With an eye on innovation and customer experience, we purchased an experimental brewhouse and remodeled our taproom at the downtown location at the same time. That investment in production, packaging, and innovation proved invaluable through the COVID-19 pandemic. When retail shut down, we were able to shift our focus to packaging, marketing, and distribution efforts, as well as developing new experimental beers.
In 2021, we’re celebrating the ten-year anniversary of Icicle Brewing and the 20-year anniversary of München Haus, which provides an opportunity to reflect on our Paced Growth over time. Each stage of our growth has required that we evaluate and reaffirm our commitment to growing a private business through our own profits. Our journey has been a constant balancing act between funding improvements and capital expenses to keep us growing and relevant while also maintaining profitability, which has allowed us to take care of our people and protect our business. Throughout, we have been steadied by our desire to grow within our means and base that growth on increasing demand.
We’ve taken a series of financial risks to respond to the demand, but we’ve always understood that taking those calculated steps to grow leads to long-term sustainability. Our paced, intentional growth has meant we didn’t need to take on outside investment, and though we’ve been approached by interested buyers, we’ve never seriously considered selling. We love what we do and we want to continue to grow the business with our team.

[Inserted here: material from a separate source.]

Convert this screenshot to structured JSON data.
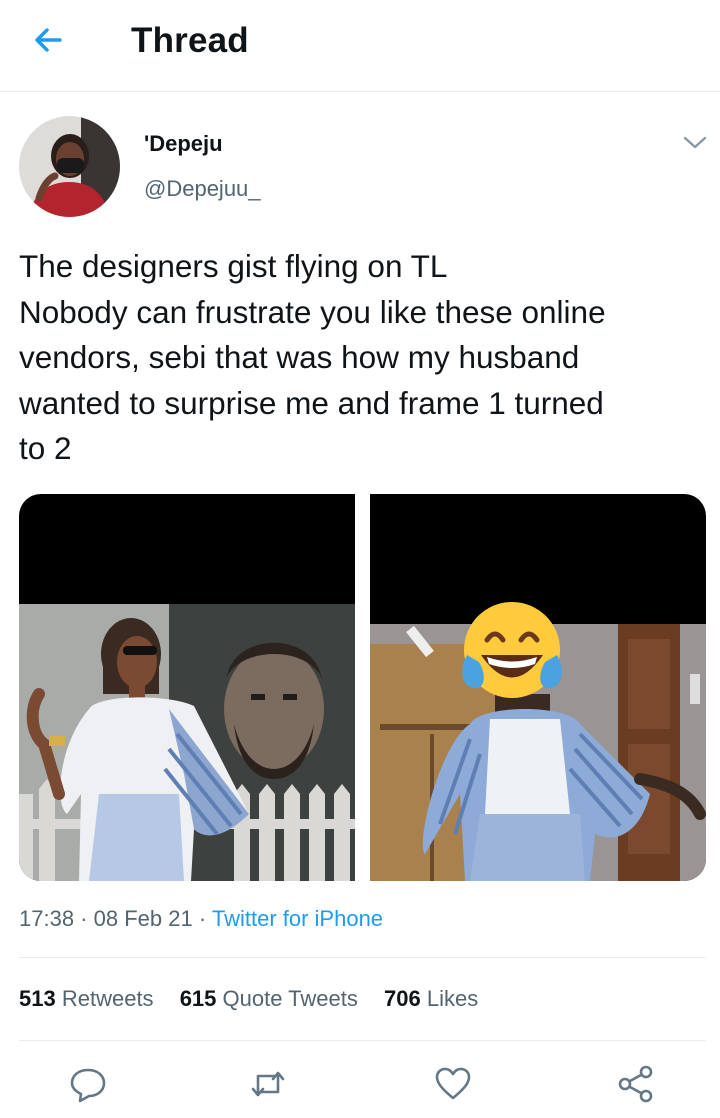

As we expanded, we have also evolved the organizational structure by building a leadership team and a board of directors and to engage in a more formalized growth strategy and planning process. We know these governance structures and planning processes will further improve our company’s long-term prospects to the benefit of our people and to the communities we serve.
Through that planning process, we made a decision in 2018 to gift a portion of our ownership to key employees to strengthen and incentivize our management team. Oliver and I also transitioned out of daily operational roles to assume advisory positions in the company—Oliver is Chair of the Board and I lead culture and employee professional development efforts. That change allows us to continue to steward the business while empowering our team to innovate and to lead our long-term success. We see endless possibilities for the company and the team, and we look forward to seeing where and how the business will continue to grow.